2. Davalı Bakanlığa bağlı işyerinde alt işveren şirketler nezdinde çalışmakta iken 696 sayılı KHK'nın 127 nci maddesi ile 375 sayılı KHK'ya eklenen geçici 23 üncü madde kapsamında 02.04.2018 tarihinde sürekli işçi kadrosuna geçen davacı işçi temel ücreti belirlenirken geçiş esnasında düzenlenen belirsiz süreli iş sözleşmesinin 7 nci maddesindeki aylık ücrete ilişkin oranın dikkate alınmadığını, ücretin hatalı belirlenmesi nedeniyle eksik ödeme yapıldığını iddia etmiştir. Kadroya geçiş aşamasında imzalanan iş sözleşmesinde, ücretin her ay için ileriye etkili olarak asgari ücretin belli bir oranda fazlası şeklinde ödeneceği kararlaştırılmışsa sözü edilen kural her asgari ücret artış dönemi için işvereni bağlar. Buna göre taraflar arasında düzenlenen iş sözleşmesi hükmü dikkate alındığında dava konusu alacakların hüküm altına alınmasında bir isabetsizlik bulunmamaktadır.

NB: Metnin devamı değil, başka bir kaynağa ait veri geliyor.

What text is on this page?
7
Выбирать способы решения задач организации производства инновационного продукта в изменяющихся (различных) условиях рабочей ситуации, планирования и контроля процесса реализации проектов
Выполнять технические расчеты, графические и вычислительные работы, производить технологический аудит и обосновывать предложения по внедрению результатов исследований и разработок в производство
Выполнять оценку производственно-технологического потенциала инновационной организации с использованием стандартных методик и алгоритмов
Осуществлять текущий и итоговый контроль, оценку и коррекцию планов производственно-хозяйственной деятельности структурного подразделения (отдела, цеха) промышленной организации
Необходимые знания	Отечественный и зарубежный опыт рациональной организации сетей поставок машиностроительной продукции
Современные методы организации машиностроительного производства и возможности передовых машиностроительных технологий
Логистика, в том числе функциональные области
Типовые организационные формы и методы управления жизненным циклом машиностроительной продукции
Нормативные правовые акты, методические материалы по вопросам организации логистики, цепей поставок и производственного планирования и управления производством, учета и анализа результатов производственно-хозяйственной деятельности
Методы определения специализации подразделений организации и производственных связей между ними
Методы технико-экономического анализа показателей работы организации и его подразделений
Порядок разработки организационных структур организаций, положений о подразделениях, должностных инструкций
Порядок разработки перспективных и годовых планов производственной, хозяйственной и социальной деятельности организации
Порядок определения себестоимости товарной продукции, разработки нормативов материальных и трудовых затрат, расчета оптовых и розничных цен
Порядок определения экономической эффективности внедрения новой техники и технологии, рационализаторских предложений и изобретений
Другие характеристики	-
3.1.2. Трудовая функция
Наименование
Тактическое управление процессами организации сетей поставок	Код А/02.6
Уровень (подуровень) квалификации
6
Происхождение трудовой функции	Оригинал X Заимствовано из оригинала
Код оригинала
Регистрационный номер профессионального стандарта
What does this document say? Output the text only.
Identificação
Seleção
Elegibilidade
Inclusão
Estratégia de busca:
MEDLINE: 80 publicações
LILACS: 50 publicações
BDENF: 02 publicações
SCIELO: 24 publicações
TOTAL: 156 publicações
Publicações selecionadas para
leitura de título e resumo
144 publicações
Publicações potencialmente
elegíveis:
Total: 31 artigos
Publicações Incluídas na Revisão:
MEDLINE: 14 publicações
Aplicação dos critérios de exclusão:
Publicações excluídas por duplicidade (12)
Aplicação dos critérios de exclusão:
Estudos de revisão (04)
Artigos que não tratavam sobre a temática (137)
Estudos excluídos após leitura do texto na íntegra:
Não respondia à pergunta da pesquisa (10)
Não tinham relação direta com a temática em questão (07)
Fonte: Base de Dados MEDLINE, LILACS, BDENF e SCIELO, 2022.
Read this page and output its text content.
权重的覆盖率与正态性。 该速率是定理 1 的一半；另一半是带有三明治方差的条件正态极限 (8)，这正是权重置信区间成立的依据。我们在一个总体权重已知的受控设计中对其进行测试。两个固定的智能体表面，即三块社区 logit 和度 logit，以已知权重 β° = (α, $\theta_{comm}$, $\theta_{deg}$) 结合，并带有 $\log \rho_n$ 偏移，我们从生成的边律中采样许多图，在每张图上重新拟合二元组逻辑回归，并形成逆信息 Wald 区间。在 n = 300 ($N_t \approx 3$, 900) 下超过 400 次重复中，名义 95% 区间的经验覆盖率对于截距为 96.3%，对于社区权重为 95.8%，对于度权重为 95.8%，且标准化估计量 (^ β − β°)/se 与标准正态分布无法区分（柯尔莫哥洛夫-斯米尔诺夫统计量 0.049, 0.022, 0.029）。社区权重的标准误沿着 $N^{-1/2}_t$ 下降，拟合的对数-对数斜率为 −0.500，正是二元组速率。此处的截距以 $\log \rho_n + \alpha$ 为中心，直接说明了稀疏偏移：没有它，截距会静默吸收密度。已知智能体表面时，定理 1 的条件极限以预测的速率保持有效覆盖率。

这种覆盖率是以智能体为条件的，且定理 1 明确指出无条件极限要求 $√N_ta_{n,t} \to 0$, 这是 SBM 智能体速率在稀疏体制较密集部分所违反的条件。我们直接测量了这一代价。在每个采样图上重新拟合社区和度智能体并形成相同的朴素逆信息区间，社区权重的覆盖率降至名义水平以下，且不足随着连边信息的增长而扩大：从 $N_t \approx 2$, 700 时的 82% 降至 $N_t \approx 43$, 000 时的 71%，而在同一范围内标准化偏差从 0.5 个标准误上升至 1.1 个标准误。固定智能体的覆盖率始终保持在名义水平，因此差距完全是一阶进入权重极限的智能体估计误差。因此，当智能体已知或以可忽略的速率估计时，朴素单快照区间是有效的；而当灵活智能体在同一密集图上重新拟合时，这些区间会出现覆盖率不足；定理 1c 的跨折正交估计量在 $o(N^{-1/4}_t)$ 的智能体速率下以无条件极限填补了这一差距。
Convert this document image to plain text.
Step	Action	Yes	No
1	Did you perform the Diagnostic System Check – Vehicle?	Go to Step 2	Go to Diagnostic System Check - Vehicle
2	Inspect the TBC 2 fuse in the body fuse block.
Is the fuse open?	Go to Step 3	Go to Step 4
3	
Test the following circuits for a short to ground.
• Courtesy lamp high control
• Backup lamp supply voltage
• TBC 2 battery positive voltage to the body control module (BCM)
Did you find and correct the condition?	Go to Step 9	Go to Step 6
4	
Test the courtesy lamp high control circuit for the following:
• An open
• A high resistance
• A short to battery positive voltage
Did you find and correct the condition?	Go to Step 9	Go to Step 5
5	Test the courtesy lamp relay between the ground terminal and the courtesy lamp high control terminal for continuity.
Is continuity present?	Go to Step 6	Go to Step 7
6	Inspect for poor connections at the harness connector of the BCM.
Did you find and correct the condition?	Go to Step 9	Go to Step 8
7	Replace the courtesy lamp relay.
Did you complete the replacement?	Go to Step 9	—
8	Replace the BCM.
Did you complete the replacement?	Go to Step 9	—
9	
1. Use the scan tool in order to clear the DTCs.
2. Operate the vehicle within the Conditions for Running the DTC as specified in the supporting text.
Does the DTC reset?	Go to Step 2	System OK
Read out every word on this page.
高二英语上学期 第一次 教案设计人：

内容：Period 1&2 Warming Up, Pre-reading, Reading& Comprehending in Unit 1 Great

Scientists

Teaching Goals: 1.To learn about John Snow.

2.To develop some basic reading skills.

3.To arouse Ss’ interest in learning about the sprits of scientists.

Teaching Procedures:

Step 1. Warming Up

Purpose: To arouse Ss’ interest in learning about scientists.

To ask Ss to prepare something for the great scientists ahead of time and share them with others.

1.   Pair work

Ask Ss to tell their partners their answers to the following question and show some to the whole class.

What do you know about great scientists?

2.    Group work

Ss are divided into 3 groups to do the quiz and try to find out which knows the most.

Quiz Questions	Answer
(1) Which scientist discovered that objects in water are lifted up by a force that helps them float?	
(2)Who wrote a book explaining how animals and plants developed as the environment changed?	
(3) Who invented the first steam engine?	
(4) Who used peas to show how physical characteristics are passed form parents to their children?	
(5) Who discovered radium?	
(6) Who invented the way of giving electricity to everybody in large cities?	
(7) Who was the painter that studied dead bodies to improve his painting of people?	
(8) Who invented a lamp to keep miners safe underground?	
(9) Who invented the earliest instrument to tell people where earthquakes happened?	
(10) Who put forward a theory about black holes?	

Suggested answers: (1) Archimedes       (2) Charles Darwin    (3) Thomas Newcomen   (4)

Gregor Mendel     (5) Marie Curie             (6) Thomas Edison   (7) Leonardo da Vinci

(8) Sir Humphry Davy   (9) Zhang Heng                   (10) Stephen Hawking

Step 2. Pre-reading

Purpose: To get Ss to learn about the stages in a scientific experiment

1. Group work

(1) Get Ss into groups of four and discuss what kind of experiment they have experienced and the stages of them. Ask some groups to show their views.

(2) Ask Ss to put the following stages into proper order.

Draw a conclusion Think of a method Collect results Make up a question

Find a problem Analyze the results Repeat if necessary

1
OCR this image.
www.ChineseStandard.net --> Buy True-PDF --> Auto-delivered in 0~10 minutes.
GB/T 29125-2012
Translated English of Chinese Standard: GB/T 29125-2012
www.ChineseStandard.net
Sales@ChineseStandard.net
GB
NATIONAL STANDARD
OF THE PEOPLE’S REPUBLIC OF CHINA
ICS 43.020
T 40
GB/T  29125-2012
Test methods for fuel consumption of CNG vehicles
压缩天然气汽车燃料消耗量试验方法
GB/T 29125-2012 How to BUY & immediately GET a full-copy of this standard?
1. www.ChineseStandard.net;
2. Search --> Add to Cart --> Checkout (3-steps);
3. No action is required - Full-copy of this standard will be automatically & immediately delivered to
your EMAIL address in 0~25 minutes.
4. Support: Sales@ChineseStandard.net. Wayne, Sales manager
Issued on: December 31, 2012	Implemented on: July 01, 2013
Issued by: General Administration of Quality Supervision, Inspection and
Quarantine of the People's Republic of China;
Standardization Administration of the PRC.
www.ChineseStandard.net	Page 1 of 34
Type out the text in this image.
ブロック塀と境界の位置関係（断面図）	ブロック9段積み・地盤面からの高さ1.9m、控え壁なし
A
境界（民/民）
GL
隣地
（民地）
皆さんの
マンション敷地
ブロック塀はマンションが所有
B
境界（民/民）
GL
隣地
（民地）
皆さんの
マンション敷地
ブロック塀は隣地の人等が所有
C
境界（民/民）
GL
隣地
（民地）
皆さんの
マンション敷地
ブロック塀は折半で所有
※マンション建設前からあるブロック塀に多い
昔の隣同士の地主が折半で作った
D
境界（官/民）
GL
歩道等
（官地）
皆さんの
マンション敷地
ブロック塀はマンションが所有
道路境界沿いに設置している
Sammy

3. Ancak 696 sayılı KHK ile 375 sayılı KHK'ya eklenen geçici 23 ncü madde kapsamında kamuda sürekli işçi kadrosuna geçirilen işçilerin ücretlerinin tespitinde uygulanacak kurallar belirlenmiş olup burada söz konusu olan ve Yüksek Hakem Kurulu kararıyla uygulanan toplu iş sözleşmesi davacının 6356 sayılı Sendikalar ve Toplu İş Sözleşmesi Kanunu hükümlerine göre yararlandığı bir toplu iş sözleşmesi değildir. Söz konusu toplu iş sözleşmesinde sürekli işçi kadrosuna geçen işçilere ocak ve temmuz aylarında beşer günlük ücret tutarında ikramiye ödenmesi öngörülmüş olup 31.10.2020 tarihinde sona eren toplu iş sözleşmesinin art etkisi söz konusu değildir. Bu itibarla sözleşmenin sona erdiği tarihten sonraki dönem için ikramiye veya fark ikramiye alacağına hak kazanılamayacağı kabul edilmelidir. Buna göre 2021 yılı için ikramiye alacağının hesaplanıp hüküm altına alınması isabetsizdir.

VI. KARAR

Açıklanan sebeple;

1. Temyiz olunan, İlk Derece Mahkemesi kararına karşı istinaf başvurusunun esastan reddine ilişkin Bölge Adliye Mahkemesi kararının ORTADAN KALDIRILMASINA,

2. İlk Derece Mahkemesi kararının BOZULMASINA,Dosyanın kararı veren İlk Derece Mahkemesine, bozma kararının bir örneğinin kararı veren Bölge Adliye Mahkemesine gönderilmesine,27.12.2023 tarihinde oy birliğiyle karar verildi.